Schizophrenia-spectrum risk alleles may persist in the population, despite their reproductive costs in individuals with schizophrenia, through the possible creativity benefits of mild schizotypy in non-psychotic relatives. To assess this creativity-benefit model, we measured creativity (using 6 verbal and 8 drawing tasks), schizotypy, Big Five personality traits, and general intelligence in 225 University of New Mexico students. Multiple regression analyses showed that openness and intelligence, but not schizotypy, predicted reliable observer ratings of verbal and drawing creativity. Thus, the ‘madness-creativity’ link seems mediated by the personality trait of openness, and standard creativity-benefit models seem unlikely to explain schizophrenia's evolutionary persistence.
The evolutionary origins of schizophrenia spectrum disorders can illuminate their hidden adaptive costs and benefits, guide the search for genetic and environmental risk factors, and suggest new interventions (Keller and Miller, 2006 and Shaner et al., 2004). Following millennia of controversy about the ‘madness–creativity’ link (see Becker, 2000, Lauronen et al., 2004 and Sass, 2000), some current models (e.g. Andreasen, 1987, Crow, 2000, Eysenck, 1995 and Nettle and Clegg, 2006) suggest that schizophrenia-spectrum risk alleles may persist in current human populations through the possible creativity (and hence reproductive) benefits of mild schizotypy in non-psychotic relatives, which may counter-balance their severe reproductive costs in individuals with schizophrenia (Avila et al., 2001 and Haukka et al., 2003).

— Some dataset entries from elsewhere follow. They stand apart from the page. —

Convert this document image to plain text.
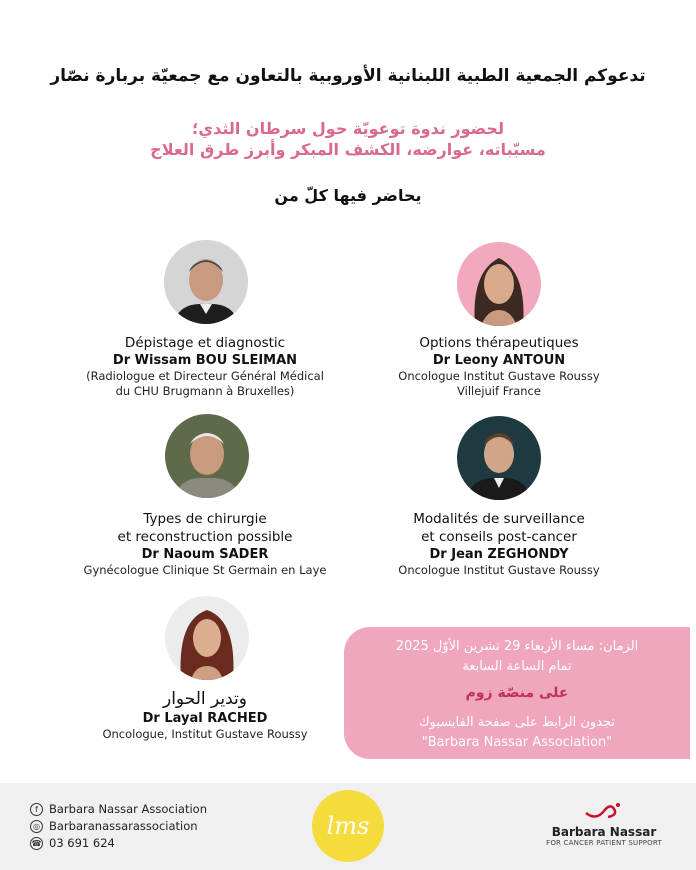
تدعوكم الجمعية الطبية اللبنانية الأوروبية بالتعاون مع جمعيّة بربارة نصّار
لحضور ندوة توعويّة حول سرطان الثدي؛
مسبّباته، عوارضه، الكشف المبكر وأبرز طرق العلاج
يحاضر فيها كلّ من
Dépistage et diagnostic
Dr Wissam BOU SLEIMAN
(Radiologue et Directeur Général Médical
du CHU Brugmann à Bruxelles)
Options thérapeutiques
Dr Leony ANTOUN
Oncologue Institut Gustave Roussy
Villejuif France
Types de chirurgie
et reconstruction possible
Dr Naoum SADER
Gynécologue Clinique St Germain en Laye
Modalités de surveillance
et conseils post-cancer
Dr Jean ZEGHONDY
Oncologue Institut Gustave Roussy
وتدير الحوار
Dr Layal RACHED
Oncologue, Institut Gustave Roussy
الزمان: مساء الأربعاء 29 تشرين الأوّل 2025
تمام الساعة السابعة
على منصّة زوم
تجدون الرابط على صفحة الفايسبوك
"Barbara Nassar Association"
f Barbara Nassar Association
◎ Barbaranassarassociation
☎ 03 691 624
lms	Barbara Nassar
FOR CANCER PATIENT SUPPORT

Many studies have shown positive relationships between schizotypy and creativity among creative professionals (Burch et al., 2006a, Merten and Fisher, 1999 and Nettle and Clegg, 2006), normal young adults (Cox and Leon, 1999, Folley and Park, 2005, Rushton, 1990, Schuldberg, 2000, Tsakanikos and Claridge, 2005 and Weinstein and Graves, 2002), and non-psychotic relatives of schizophrenics (Andreasen, 1987, Karlsson, 1984 and Kinney et al., 2000). However, schizotypy might not predict creativity after controlling for other heritable traits that have better-established associations with creativity, such as general intelligence (Eysenck, 1995, Jensen, 1998, Kuncel et al., 2004 and Rushton, 1990) and the personality trait of ‘openness’ from the Big Five model (Carson et al., 2005, Dollinger et al., 2004, King et al., 1996, McCrae, 1987, Wolfradt and Pretz, 2001 and Zhang and Huang, 2001). To investigate the possible role of such confounds, we administered the SPQ measure of schizotypy (Raine, 1991), diverse verbal and drawing creativity tasks, and standard intelligence and personality measures to a diverse sample of normal young adults from a state college.